One of the unique aspects of "South Broadway Athletic Club" is that the album is comprised of almost all new songs, composed by Henneman after a period of writer's block that he overcame by setting aside the very idea that he was creating an album.
"I was going through this huge dry spell four or five years ago, maybe because I was really trying to come up with songs," says Henneman. "We were really trying to follow up ‘Lean Forward,' and the more I tried, the less I could do. So I got into the reissue stuff and as I got to thinking of things other than my performance anxiety as a songwriter, things started popping out. That's the other thing about this album; this is the first album where I wrote just about every song on it. It's not like it used to be, we don't get together to write songs anymore. Some of us don't even live in the same city."
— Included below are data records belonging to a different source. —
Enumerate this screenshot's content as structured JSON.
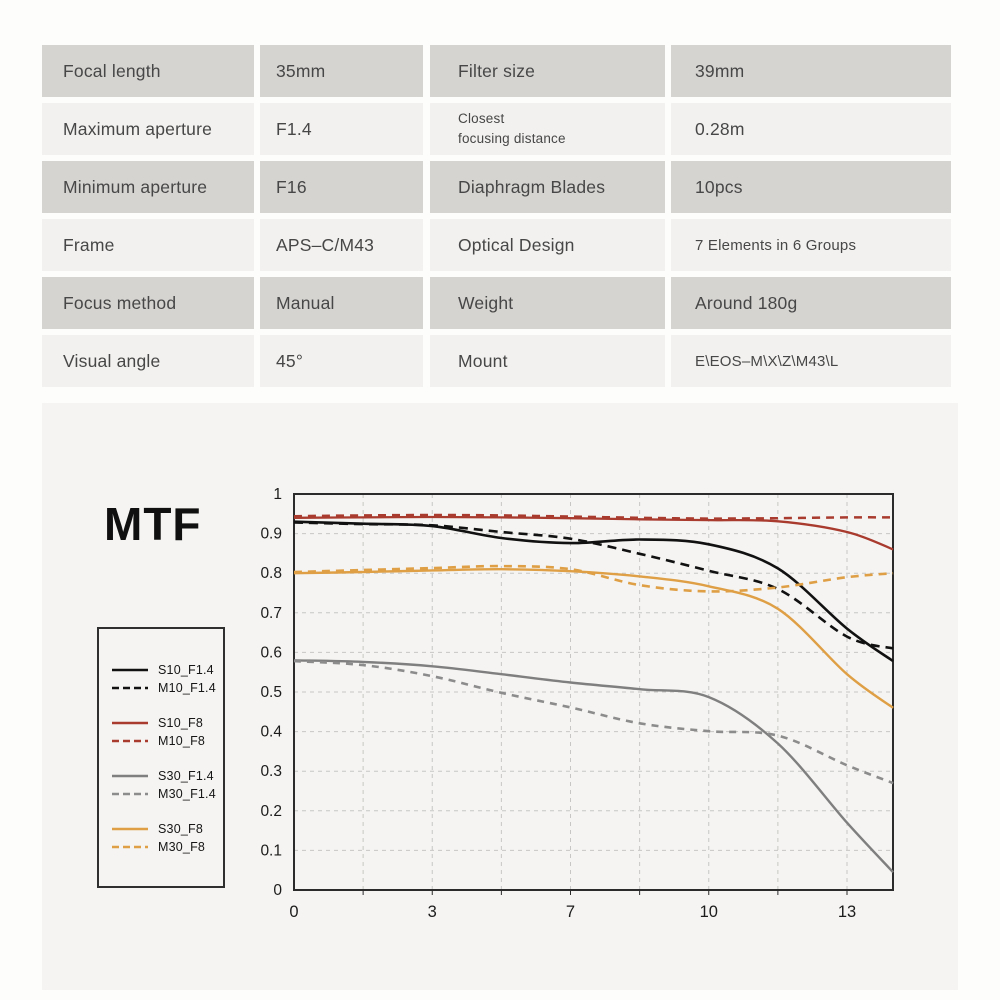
{
  "page": {
    "background": "#fdfdfc",
    "panel_background": "#f5f4f2"
  },
  "spec_table": {
    "left": [
      {
        "label": "Focal length",
        "value": "35mm",
        "shade": "dark"
      },
      {
        "label": "Maximum aperture",
        "value": "F1.4",
        "shade": "light"
      },
      {
        "label": "Minimum aperture",
        "value": "F16",
        "shade": "dark"
      },
      {
        "label": "Frame",
        "value": "APS–C/M43",
        "shade": "light"
      },
      {
        "label": "Focus method",
        "value": "Manual",
        "shade": "dark"
      },
      {
        "label": "Visual angle",
        "value": "45°",
        "shade": "light"
      }
    ],
    "right": [
      {
        "label": "Filter size",
        "value": "39mm",
        "shade": "dark"
      },
      {
        "label": "Closest\nfocusing distance",
        "value": "0.28m",
        "shade": "light",
        "label_small": true
      },
      {
        "label": "Diaphragm Blades",
        "value": "10pcs",
        "shade": "dark"
      },
      {
        "label": "Optical Design",
        "value": "7 Elements in 6 Groups",
        "shade": "light",
        "value_small": true
      },
      {
        "label": "Weight",
        "value": "Around 180g",
        "shade": "dark"
      },
      {
        "label": "Mount",
        "value": "E\\EOS–M\\X\\Z\\M43\\L",
        "shade": "light",
        "value_small": true
      }
    ]
  },
  "chart": {
    "title": "MTF"
  },
  "chart_data": {
    "type": "line",
    "title": "MTF",
    "xlabel": "",
    "ylabel": "",
    "x_ticks": [
      0,
      3,
      7,
      10,
      13
    ],
    "x_tick_labels": [
      "0",
      "3",
      "7",
      "10",
      "13"
    ],
    "x_max": 14,
    "ylim": [
      0,
      1
    ],
    "y_tick_labels": [
      "1",
      "0.9",
      "0.8",
      "0.7",
      "0.6",
      "0.5",
      "0.4",
      "0.3",
      "0.2",
      "0.1",
      "0"
    ],
    "grid": true,
    "legend_position": "left",
    "axis_color": "#2b2b2b",
    "grid_color": "#c7c6c4",
    "series": [
      {
        "name": "S10_F1.4",
        "color": "#111111",
        "dash": null,
        "width": 2.6,
        "points": [
          [
            0,
            0.93
          ],
          [
            1.5,
            0.925
          ],
          [
            3,
            0.919
          ],
          [
            5,
            0.889
          ],
          [
            7,
            0.876
          ],
          [
            8.5,
            0.885
          ],
          [
            10,
            0.873
          ],
          [
            11.5,
            0.812
          ],
          [
            13,
            0.66
          ],
          [
            14,
            0.578
          ]
        ]
      },
      {
        "name": "M10_F1.4",
        "color": "#111111",
        "dash": "9 6",
        "width": 2.6,
        "points": [
          [
            0,
            0.928
          ],
          [
            1.5,
            0.924
          ],
          [
            3,
            0.921
          ],
          [
            5,
            0.904
          ],
          [
            7,
            0.887
          ],
          [
            8.5,
            0.849
          ],
          [
            10,
            0.806
          ],
          [
            11.5,
            0.76
          ],
          [
            13,
            0.64
          ],
          [
            14,
            0.61
          ]
        ]
      },
      {
        "name": "S10_F8",
        "color": "#a83a2e",
        "dash": null,
        "width": 2.3,
        "points": [
          [
            0,
            0.94
          ],
          [
            1.5,
            0.941
          ],
          [
            3,
            0.942
          ],
          [
            5,
            0.941
          ],
          [
            7,
            0.939
          ],
          [
            8.5,
            0.936
          ],
          [
            10,
            0.934
          ],
          [
            11.5,
            0.931
          ],
          [
            13,
            0.904
          ],
          [
            14,
            0.86
          ]
        ]
      },
      {
        "name": "M10_F8",
        "color": "#a83a2e",
        "dash": "8 6",
        "width": 2.5,
        "points": [
          [
            0,
            0.944
          ],
          [
            1.5,
            0.946
          ],
          [
            3,
            0.947
          ],
          [
            5,
            0.946
          ],
          [
            7,
            0.943
          ],
          [
            8.5,
            0.94
          ],
          [
            10,
            0.938
          ],
          [
            11.5,
            0.939
          ],
          [
            13,
            0.941
          ],
          [
            14,
            0.941
          ]
        ]
      },
      {
        "name": "S30_F1.4",
        "color": "#7f7f7f",
        "dash": null,
        "width": 2.4,
        "points": [
          [
            0,
            0.58
          ],
          [
            1.5,
            0.576
          ],
          [
            3,
            0.565
          ],
          [
            5,
            0.545
          ],
          [
            7,
            0.524
          ],
          [
            8.5,
            0.507
          ],
          [
            10,
            0.487
          ],
          [
            11.5,
            0.37
          ],
          [
            13,
            0.17
          ],
          [
            14,
            0.045
          ]
        ]
      },
      {
        "name": "M30_F1.4",
        "color": "#8c8c8c",
        "dash": "7 6",
        "width": 2.6,
        "points": [
          [
            0,
            0.578
          ],
          [
            1.5,
            0.568
          ],
          [
            3,
            0.54
          ],
          [
            5,
            0.498
          ],
          [
            7,
            0.461
          ],
          [
            8.5,
            0.421
          ],
          [
            10,
            0.401
          ],
          [
            11.5,
            0.39
          ],
          [
            13,
            0.315
          ],
          [
            14,
            0.27
          ]
        ]
      },
      {
        "name": "S30_F8",
        "color": "#de9f45",
        "dash": null,
        "width": 2.4,
        "points": [
          [
            0,
            0.8
          ],
          [
            1.5,
            0.803
          ],
          [
            3,
            0.807
          ],
          [
            5,
            0.81
          ],
          [
            7,
            0.805
          ],
          [
            8.5,
            0.792
          ],
          [
            10,
            0.767
          ],
          [
            11.5,
            0.71
          ],
          [
            13,
            0.545
          ],
          [
            14,
            0.46
          ]
        ]
      },
      {
        "name": "M30_F8",
        "color": "#de9f45",
        "dash": "8 6",
        "width": 2.6,
        "points": [
          [
            0,
            0.803
          ],
          [
            1.5,
            0.808
          ],
          [
            3,
            0.813
          ],
          [
            5,
            0.818
          ],
          [
            7,
            0.81
          ],
          [
            8.5,
            0.77
          ],
          [
            10,
            0.754
          ],
          [
            11.5,
            0.764
          ],
          [
            13,
            0.79
          ],
          [
            14,
            0.8
          ]
        ]
      }
    ]
  }
}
Another defining characteristic of "South Broadway Athletic Club" is that Henneman wasn't actually considering the material he was writing as an album, but, rather, individual songs that would find their way out one way or another. Given that fact, it's amazing that the album sounds as cohesive and sonically connected as it does.
"It wasn't like I was thinking about working on an album," says Henneman. "CDs are damn near creeping up on eight-tracks as far as how much people buy and use them. People buy them at shows like souvenirs. That's how the song selection came about. For awhile, we considered releasing everything as a single. The way the songs had been written, there was never any forethought of this having any concept as an album. The album concept is pretty much dead because people purchase songs individually, so I was thinking of the songs I was coming up with as singles."
Although the majority of the CD was written in the past few years, the absolute-scorch-and-twang of "Building Chryslers" has a much longer pedigree. Originally written for "The Brooklyn Side," Henneman rediscovered the song's acoustic demo when he was searching through the archives for reissue bonus material.
"We started to perform it live because it was like this frozen caveman," says Henneman. "Then we thought, 'Hell, we should record this.' We went through two different versions of the band without ever working it up. I was trying to remember why we never did, and I had some vague memory of the Lee Iaccoca/Chrysler-going-down years, and our manager at the time thought it wouldn't be a good idea to release it."